Sure, extra-terrestrials are that a bit of a leap. It's not as grounded as, say, the face-melting Ark of the covenant. And while there may be many long-standing and curiosity-piquing theories behind aliens and ancient archeology, it doesn't have near the scientific backing that the removal of still-beating hearts does. I'll leave the Holy Grail alone, because that's non-fiction (...). Despite all of that, the aliens didn't bother me. I'll allow Spielberg and Lucas deviate this one time. Boys will be boys and all that.
"It was something else," my friend answered to my defenses. So I considered this. There was so much that wasn't it, finding the elusive else would be a serious task. My first thought was that we will never see Indiana Jones as we once did. Audiences can't unlearn almost 20 years of cinema experience. To un-evolve in that sense is impossible. The else i did settle on was significantly less tangible, and i'm not talented enough to explain it.
The inclusion of Aliens, and a saucer of considerable size, brings Indiana out of the field. It's no longer dusty ruins and sweaty jungles, but the clean gleam of space alloy. It presupposes that every ancient trap we've seen thus far might not be due to a tribe that communicates by bass hits, but an altogether more ray-gun dependent species. I also get the inkling that the movie uses change and progression a very important theme. The nuclear blast was a concussive welcoming into a new era of 50's space-racing, a new frontier to Indy.

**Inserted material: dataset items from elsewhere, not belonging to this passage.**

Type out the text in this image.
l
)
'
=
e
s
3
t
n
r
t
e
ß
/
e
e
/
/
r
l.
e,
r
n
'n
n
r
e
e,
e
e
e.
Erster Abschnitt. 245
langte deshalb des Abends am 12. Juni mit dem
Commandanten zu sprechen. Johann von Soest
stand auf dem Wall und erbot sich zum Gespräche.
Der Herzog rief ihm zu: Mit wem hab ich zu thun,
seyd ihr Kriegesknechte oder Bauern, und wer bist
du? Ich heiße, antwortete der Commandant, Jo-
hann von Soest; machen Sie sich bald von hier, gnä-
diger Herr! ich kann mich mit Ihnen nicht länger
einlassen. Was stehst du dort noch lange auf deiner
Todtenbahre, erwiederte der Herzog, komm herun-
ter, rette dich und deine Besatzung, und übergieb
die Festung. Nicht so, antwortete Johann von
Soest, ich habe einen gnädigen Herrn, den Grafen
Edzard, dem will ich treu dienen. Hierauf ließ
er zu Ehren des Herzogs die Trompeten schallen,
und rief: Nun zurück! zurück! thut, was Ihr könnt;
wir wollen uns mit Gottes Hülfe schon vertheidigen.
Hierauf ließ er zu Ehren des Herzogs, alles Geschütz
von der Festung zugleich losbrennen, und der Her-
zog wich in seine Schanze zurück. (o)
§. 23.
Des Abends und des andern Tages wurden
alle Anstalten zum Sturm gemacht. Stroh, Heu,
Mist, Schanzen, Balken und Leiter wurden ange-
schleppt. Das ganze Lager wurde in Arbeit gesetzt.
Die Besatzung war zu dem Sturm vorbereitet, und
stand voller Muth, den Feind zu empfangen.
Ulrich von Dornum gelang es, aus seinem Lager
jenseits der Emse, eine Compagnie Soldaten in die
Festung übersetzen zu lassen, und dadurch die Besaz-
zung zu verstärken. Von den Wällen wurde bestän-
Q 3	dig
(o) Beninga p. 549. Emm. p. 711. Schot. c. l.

One must ask the question; what does a man like Indiana Jones do when people look to the stars? When the earth stops being a place to discover, but a space to populate? He couldn't fight the Nazi's forever, they eventually had to get defeated. People like Indiana Jones need to exist, obviously, but to relegate them to the pristine enemies of the past is a mistake. Characters need to move forward to survive, and without that momentum they do more than die. They expire.
There is the chance that the else is something fairly simple. Maybe the escape from the alien treasure tomb just failed as an action sequence. There's little i can argue about that.


1 Comments:
You wield a pen like Rembrandt handled a paintbrush. I'd love to see more--do you keep your real journals someplace else?